The shocking part happened when the first Walker got his ticket, and soldiers came out and shot him as the other 99 boys kept walking. I figured the twist was something to this extent based on the main character’s mother’s reluctance for him to compete in this event, and some statements at the beginning about how most races have one boy who freezes and gets his ticket right then, but the actual execution by King is fantastic. The nameless soldiers become a force throughout the book, the same as large hills and rain storms that the Walkers acknowledge as part of their reality now.

All that said, the book was by no means perfect. The actual competition didn’t make a ton of sense, with everybody being dropped off by family members shortly before hand in whatever clothes they were wearing and starting out with no fanfare. The motivations for why each walker was in the race were also pretty slim, which the most detailed versions shared being fights with girlfriends or possible homosexuality being revealed to families (I commend King for trying to address homosexuality in this book, leaving it open ended as to the sexuality of two of the main characters, but it’s certainly a product of the era in how it associates shame more than any other emotion with those characters). The struggles with using the restroom and cramping all felt real enough, but the lack of sleep by the Walkers was the one fiction I couldn’t totally suspend my disbelief for.

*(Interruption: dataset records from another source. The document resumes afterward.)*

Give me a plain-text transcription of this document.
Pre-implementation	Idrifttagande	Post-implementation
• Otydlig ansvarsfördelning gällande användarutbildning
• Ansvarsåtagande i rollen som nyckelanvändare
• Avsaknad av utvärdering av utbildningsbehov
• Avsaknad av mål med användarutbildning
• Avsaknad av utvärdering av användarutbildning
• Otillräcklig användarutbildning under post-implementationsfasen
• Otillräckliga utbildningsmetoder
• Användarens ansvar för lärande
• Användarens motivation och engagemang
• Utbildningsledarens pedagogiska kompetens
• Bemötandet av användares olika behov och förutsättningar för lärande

Equally vague are the rewards people can expect for winning the Long Walk. The ending of the book was both fantastic and disappointing in that King completely succeeds in his goal of telling a lengthy, engaging story about 99 boys walking until they physically can’t continue, and stopping before giving the reader any hint of what happens next. The plot arc in this book is almost entirely internal character growth by Garraty, as he goes from feeling immortal to accepting death as a reality (about ten other characters have the same arc throughout as well). Perhaps it’s the sign of a great book, but selfishly when it was over I found myself asking “would an epilogue have killed you, Stephen?”